Wettbewerb "Seelsorge macht Sinn"

Diakonie ehrt ehrenamtliche Seelsorgearbeit

Sieger im Diakoniewettbewerb 'Seelsorge macht Sinn'

Erster Preis für "Martha-Maria" Nürnberg (v.l.n.r.): Herbert Schlembach, Koordinator der Sitzwache, Hannelore Zimmermann Jutta Specht, Leiterin der Krankenhausseelsorge Martha-Maria Nürnberg, Pastoralreferent und Klinikseelsorger Anton Baier

Bild: Diakonie Bayern

Die Diakonie Bayern hat in Nürnberg die Preisträger ihres Wettbewerbs "Seelsorge macht Sinn" geehrt. Die ehrenamtliche Sitzwache des Krankenhauses Martha-Maria Nürnberg erhielt den ersten Preis.

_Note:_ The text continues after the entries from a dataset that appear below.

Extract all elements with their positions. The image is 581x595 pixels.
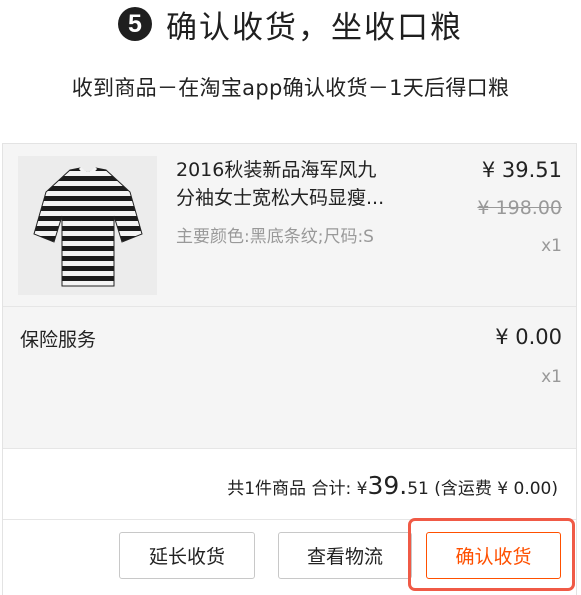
- total-dec: 51: [407, 479, 429, 499]
- insurance-price: ¥ 0.00: [495, 325, 562, 349]
- step-subtitle: 收到商品－在淘宝app确认收货－1天后得口粮: [71, 76, 510, 100]
- view-logistics-button[interactable]: 查看物流: [278, 532, 412, 579]
- product-original-price: ¥ 198.00: [477, 197, 562, 219]
- order-actions: 延长收货 查看物流 确认收货: [3, 518, 576, 595]
- product-title[interactable]: 2016秋装新品海军风九 分袖女士宽松大码显瘦...: [176, 156, 446, 212]
- product-title-line2: 分袖女士宽松大码显瘦...: [176, 187, 385, 209]
- step-header: 5 确认收货，坐收口粮: [0, 2, 581, 46]
- product-quantity: x1: [541, 236, 562, 256]
- confirm-receipt-button[interactable]: 确认收货: [426, 532, 561, 579]
- order-item-row[interactable]: 2016秋装新品海军风九 分袖女士宽松大码显瘦... 主要颜色:黑底条纹;尺码:…: [3, 144, 576, 307]
- order-summary: 共1件商品 合计: ¥39.51 (含运费 ¥ 0.00): [3, 449, 576, 520]
- insurance-label: 保险服务: [20, 329, 97, 351]
- order-summary-text: 共1件商品 合计: ¥39.51 (含运费 ¥ 0.00): [227, 471, 558, 500]
- extend-receipt-button[interactable]: 延长收货: [119, 532, 255, 579]
- step-title: 确认收货，坐收口粮: [166, 9, 463, 46]
- step-number-badge: 5: [118, 7, 152, 41]
- product-price: ¥ 39.51: [481, 158, 562, 182]
- order-card: 2016秋装新品海军风九 分袖女士宽松大码显瘦... 主要颜色:黑底条纹;尺码:…: [2, 143, 577, 595]
- product-sku: 主要颜色:黑底条纹;尺码:S: [176, 227, 374, 247]
- total-label: 合计:: [311, 479, 352, 499]
- total-int: 39.: [367, 471, 408, 500]
- product-title-line1: 2016秋装新品海军风九: [176, 159, 377, 181]
- insurance-row: 保险服务 ¥ 0.00 x1: [3, 307, 576, 449]
- shipping-text: (含运费 ¥ 0.00): [434, 479, 558, 499]
- striped-shirt-image: [18, 156, 157, 295]
- insurance-quantity: x1: [541, 367, 562, 387]
- item-count: 共1件商品: [227, 479, 307, 499]
- total-currency: ¥: [356, 479, 368, 499]
- product-thumbnail[interactable]: [18, 156, 157, 295]
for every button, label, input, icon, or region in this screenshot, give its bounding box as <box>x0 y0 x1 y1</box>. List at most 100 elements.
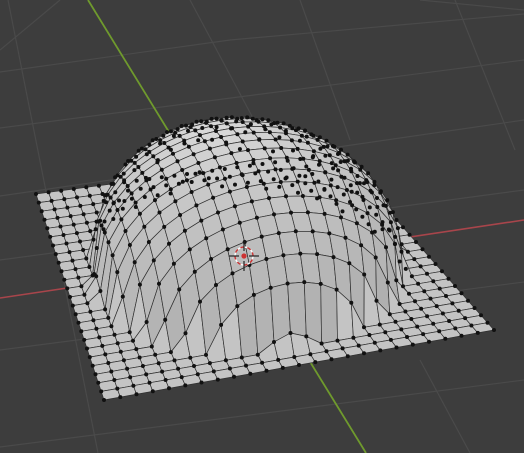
mesh-vertex[interactable] <box>319 341 324 346</box>
mesh-vertex[interactable] <box>175 159 180 164</box>
mesh-vertex[interactable] <box>230 271 235 276</box>
mesh-vertex[interactable] <box>405 249 410 254</box>
mesh-vertex[interactable] <box>297 173 302 178</box>
mesh-vertex[interactable] <box>292 355 297 359</box>
mesh-vertex[interactable] <box>410 342 415 347</box>
mesh-vertex[interactable] <box>59 269 64 274</box>
mesh-vertex[interactable] <box>375 196 379 200</box>
mesh-vertex[interactable] <box>49 198 54 203</box>
mesh-vertex[interactable] <box>348 200 352 204</box>
mesh-vertex[interactable] <box>93 372 98 377</box>
mesh-vertex[interactable] <box>179 375 184 380</box>
mesh-vertex[interactable] <box>322 211 327 216</box>
mesh-vertex[interactable] <box>158 138 163 143</box>
mesh-vertex[interactable] <box>64 241 69 246</box>
mesh-vertex[interactable] <box>440 269 444 274</box>
mesh-vertex[interactable] <box>185 172 189 176</box>
mesh-vertex[interactable] <box>380 227 385 232</box>
mesh-vertex[interactable] <box>110 253 115 258</box>
mesh-vertex[interactable] <box>157 281 161 286</box>
mesh-vertex[interactable] <box>394 278 399 283</box>
mesh-vertex[interactable] <box>171 261 176 266</box>
mesh-vertex[interactable] <box>123 162 128 167</box>
mesh-vertex[interactable] <box>335 338 340 343</box>
mesh-vertex[interactable] <box>246 124 251 129</box>
mesh-vertex[interactable] <box>91 318 96 323</box>
mesh-vertex[interactable] <box>65 205 70 210</box>
mesh-vertex[interactable] <box>164 176 169 181</box>
mesh-vertex[interactable] <box>372 179 377 184</box>
mesh-vertex[interactable] <box>329 177 334 182</box>
mesh-vertex[interactable] <box>463 316 468 321</box>
mesh-vertex[interactable] <box>366 222 371 227</box>
mesh-vertex[interactable] <box>153 198 157 203</box>
mesh-face[interactable] <box>320 283 338 344</box>
mesh-vertex[interactable] <box>388 220 393 225</box>
mesh-vertex[interactable] <box>132 168 137 173</box>
mesh-vertex[interactable] <box>425 271 429 276</box>
mesh-vertex[interactable] <box>247 163 252 168</box>
mesh-vertex[interactable] <box>317 195 322 200</box>
mesh-vertex[interactable] <box>211 369 216 374</box>
mesh-vertex[interactable] <box>112 332 117 337</box>
mesh-vertex[interactable] <box>405 335 409 339</box>
mesh-vertex[interactable] <box>139 146 144 151</box>
mesh-vertex[interactable] <box>273 137 278 142</box>
mesh-vertex[interactable] <box>137 282 142 287</box>
mesh-vertex[interactable] <box>378 348 383 353</box>
mesh-vertex[interactable] <box>202 139 207 144</box>
mesh-vertex[interactable] <box>323 153 328 158</box>
mesh-vertex[interactable] <box>390 210 395 215</box>
mesh-vertex[interactable] <box>219 118 224 123</box>
mesh-vertex[interactable] <box>103 352 108 357</box>
mesh-vertex[interactable] <box>289 138 294 143</box>
mesh-vertex[interactable] <box>392 241 397 246</box>
mesh-vertex[interactable] <box>189 180 194 184</box>
mesh-vertex[interactable] <box>160 369 165 374</box>
mesh-vertex[interactable] <box>151 258 156 263</box>
mesh-vertex[interactable] <box>475 330 480 335</box>
mesh-vertex[interactable] <box>450 301 455 306</box>
mesh-vertex[interactable] <box>329 161 334 166</box>
mesh-vertex[interactable] <box>167 386 171 391</box>
mesh-vertex[interactable] <box>331 255 336 260</box>
mesh-vertex[interactable] <box>318 281 323 286</box>
mesh-vertex[interactable] <box>127 243 132 247</box>
mesh-vertex[interactable] <box>91 237 96 242</box>
mesh-vertex[interactable] <box>207 361 212 366</box>
mesh-vertex[interactable] <box>126 188 130 193</box>
mesh-vertex[interactable] <box>258 179 263 184</box>
mesh-vertex[interactable] <box>150 138 155 143</box>
mesh-vertex[interactable] <box>147 380 152 385</box>
mesh-vertex[interactable] <box>210 168 215 173</box>
mesh-vertex[interactable] <box>295 179 300 184</box>
mesh-vertex[interactable] <box>427 339 431 344</box>
mesh-vertex[interactable] <box>296 190 300 195</box>
mesh-vertex[interactable] <box>62 277 67 282</box>
mesh-vertex[interactable] <box>210 137 215 142</box>
mesh-vertex[interactable] <box>96 183 101 188</box>
mesh-vertex[interactable] <box>362 325 366 330</box>
mesh-vertex[interactable] <box>102 398 106 402</box>
mesh-vertex[interactable] <box>219 135 224 139</box>
mesh-vertex[interactable] <box>453 284 457 288</box>
mesh-vertex[interactable] <box>158 141 163 146</box>
mesh-vertex[interactable] <box>142 195 147 199</box>
mesh-vertex[interactable] <box>133 200 138 205</box>
mesh-vertex[interactable] <box>388 337 393 342</box>
mesh-vertex[interactable] <box>415 324 420 329</box>
mesh-vertex[interactable] <box>129 191 134 196</box>
mesh-vertex[interactable] <box>409 274 414 279</box>
mesh-vertex[interactable] <box>149 344 154 349</box>
mesh-vertex[interactable] <box>107 208 112 213</box>
mesh-vertex[interactable] <box>128 375 133 380</box>
mesh-vertex[interactable] <box>259 234 264 239</box>
mesh-vertex[interactable] <box>84 220 89 225</box>
mesh-vertex[interactable] <box>360 214 365 219</box>
mesh-vertex[interactable] <box>466 298 470 303</box>
mesh-vertex[interactable] <box>387 228 392 233</box>
mesh-vertex[interactable] <box>192 269 197 274</box>
mesh-vertex[interactable] <box>333 163 338 168</box>
mesh-vertex[interactable] <box>56 260 61 265</box>
mesh-vertex[interactable] <box>115 208 120 212</box>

Die Sieger im Wettbewerb, die ehrenamtliche Sitzwache des Krankenhauses Martha-Maria Nürnberg, darf sich mit dem ersten Preis über 2000 Euro freuen. Der zweite Preis in Höhe von 1.500 Euro ging an die ökumenische Telefon-Seelsorge Bamberg. Die ehrenamtliche Trauerarbeit des Diakonischen Werkes Neu-Ulm in Nersingen erhielt den dritten Preis in Höhe von 1.000 Euro, wie die Diakonie bekanntgab.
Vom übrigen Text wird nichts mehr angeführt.